“Próxima
estación, Piedras…”
por Vivi García
Subí en la estación San Pedrito de la Línea
A de subterráneos. Él subió en San José de Flores. Atractivo. Muy atractivo.
Anteojos coloridos como los que me gustan a mí. Yo estaba sentada. Él viajaba parado. Con una
mano se tomaba del pasamano y con la otra sostenía un libro. Nada más sexy que
un señor leyendo ¡y con anteojos! (bueno, eso creo yo). Y en ese preciso
momento se despertó una histórica obsesión en mí: querer saber qué leen los que
leen. El viaje avanzaba. Ya habíamos pasado Congreso. Mi cabeza giraba cual
lechuza para poder leer la tapa. Cuando mi compulsión fue indomable, arrojé la
Sube al suelo cerca de sus pies como para al ir a tomarla y poder leer el
título del libro. Bajamos en la misma estación, Piedras.
Al día siguiente tomé el té con mi tía Elsa,
que con sus noventa pasados sigue preocupada por mi falta de pareja (me duran poco tiempo, es verdad, y ella no comprende la razón, ya que, según sus palabras “¡soy una señora
tan agradable!”). Cuando íbamos por la tercera de taza de té negro con limón y
jengibre comencé a contarle el episodio del subte. A ella le encanta que le
cuente sucedidos. Le dije que al bajar del subte el lector de lentes colorinche
me invitó a tomar un café para seguir hablando de literatura, de nosotros, de
la vida… (las dos palabras que cruzamos en el andén pusieron en evidencia que
éramos almas gemelas ). Fuimos al Tortoni (milagrosamente en el notable café no
había cola). Después de charlar arreglamos para hacer una visita guiada al
Colón durante el fin de semana, también al palacio Barolo, y a Cátulo tango… Cuando
le dije a mi tía que parecía un hombre muy culto e interesante, le brillaron los ojos como si me rogara “esta
vez cuidalo, querida, por favor, ¡cuidalo!”. Veinte minutos después, mientras
servía la cuarta taza, dijo eufóricamente:
-
¡Qué suerte tuviste, dar con alguien tan afín a vos! Seguro que con
este muchacho durás…
El
verbo durar no me gustó nada. ¡Si supiera lo bien que me llevo conmigo!
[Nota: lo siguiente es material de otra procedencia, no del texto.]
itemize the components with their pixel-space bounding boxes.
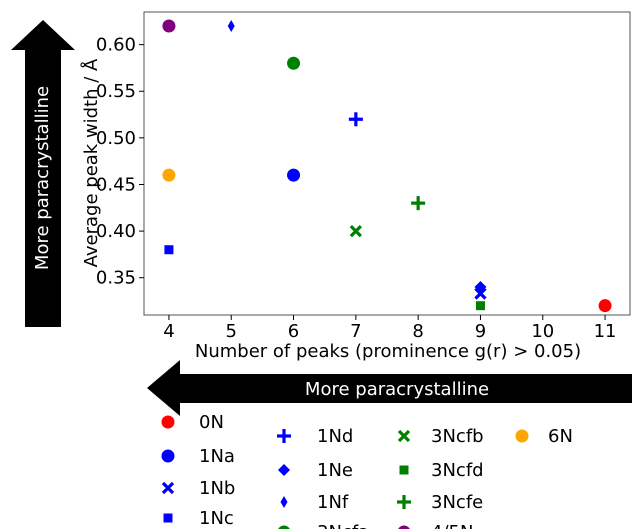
x-axis-label: Number of peaks (prominence g(r) > 0.05)	[195, 341, 581, 362]
x-tick-label: 6	[288, 321, 299, 342]
x-tick-label: 11	[594, 321, 617, 342]
data-point-3ncfa	[287, 56, 301, 70]
x-tick-label: 9	[475, 321, 486, 342]
y-axis-ticks: 0.35 0.40 0.45 0.50 0.55 0.60	[96, 35, 144, 289]
x-tick-label: 7	[350, 321, 361, 342]
legend-label: 3Ncfd	[431, 460, 484, 481]
legend: 0N 1Na 1Nb 1Nc 1Nd 1Ne 1Nf 3Ncfa 3Ncfb 3Ncfd 3Ncfe…	[161, 412, 573, 529]
legend-marker-3ncfb	[397, 429, 411, 443]
legend-label: 1Nd	[317, 426, 353, 447]
legend-marker-3ncfd	[399, 465, 409, 475]
legend-marker-0n	[161, 415, 175, 429]
legend-label: 0N	[199, 412, 224, 433]
data-point-45n	[162, 19, 176, 33]
legend-marker-3ncfe	[397, 495, 411, 509]
x-tick-label: 5	[226, 321, 237, 342]
legend-marker-1nd	[277, 429, 291, 443]
legend-label: 1Na	[199, 446, 235, 467]
y-tick-label: 0.40	[96, 221, 136, 242]
legend-marker-45n	[398, 525, 410, 529]
data-point-0n	[598, 299, 612, 313]
y-tick-label: 0.55	[96, 81, 136, 102]
data-point-1nd	[348, 112, 363, 127]
legend-label: 6N	[548, 426, 573, 447]
legend-marker-1ne	[278, 464, 290, 476]
legend-label: 3Ncfe	[431, 492, 483, 513]
legend-marker-1nc	[163, 513, 173, 523]
legend-label: 3Ncfa	[317, 522, 369, 529]
legend-label: 1Nb	[199, 478, 235, 499]
x-axis-ticks: 4 5 6 7 8 9 10 11	[163, 315, 617, 342]
data-point-1nb	[474, 287, 487, 300]
horizontal-arrow-label: More paracrystalline	[305, 379, 489, 400]
data-point-6n	[162, 168, 176, 182]
data-point-3ncfd	[475, 301, 485, 311]
data-point-3ncfb	[349, 224, 362, 238]
legend-label: 1Ne	[317, 460, 353, 481]
data-point-1nc	[164, 245, 174, 255]
x-tick-label: 4	[163, 321, 174, 342]
vertical-arrow: More paracrystalline	[11, 20, 75, 327]
legend-label: 3Ncfb	[431, 426, 484, 447]
legend-label: 4/5N	[431, 522, 473, 529]
legend-marker-3ncfa	[278, 525, 290, 529]
data-point-1nf	[227, 19, 235, 32]
legend-marker-1nf	[280, 496, 288, 508]
x-tick-label: 10	[531, 321, 554, 342]
plot-area-frame	[143, 11, 631, 316]
legend-marker-6n	[515, 429, 529, 443]
legend-marker-1nb	[161, 481, 175, 495]
data-point-1ne	[474, 281, 487, 294]
y-axis-label: Average peak width / Å	[80, 58, 102, 267]
y-tick-label: 0.50	[96, 128, 136, 149]
y-tick-label: 0.45	[96, 174, 136, 195]
y-tick-label: 0.35	[96, 268, 136, 289]
data-point-3ncfe	[411, 196, 426, 211]
x-tick-label: 8	[412, 321, 423, 342]
legend-label: 1Nf	[317, 492, 349, 513]
data-points	[162, 19, 612, 313]
legend-label: 1Nc	[199, 508, 234, 529]
vertical-arrow-label: More paracrystalline	[32, 86, 53, 270]
horizontal-arrow: More paracrystalline	[147, 360, 632, 416]
data-point-1na	[287, 168, 301, 182]
legend-marker-1na	[161, 449, 175, 463]
y-tick-label: 0.60	[96, 35, 136, 56]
Pero la
vi tan feliz con la ilusión que le hacía la idea de que su sobrina estuviese bien acompañada, que no
la contradije en absoluto.
Conociéndola a Elsa, y sabiendo cuánto me quiere, suelo contarle cosas
con finales rosados.
Volviendo al rescate de mi tarjeta Sube, pude, desde el piso, leer el título del libro:
“Reglamento de voley”. ¡Sentí ganas de sacar el libro de mi cartera y
regalárselo!
Es
cierto que ambos bajamos en la estación Piedras (en eso no le mentí a Elsa),
pero cada uno en dirección opuestas.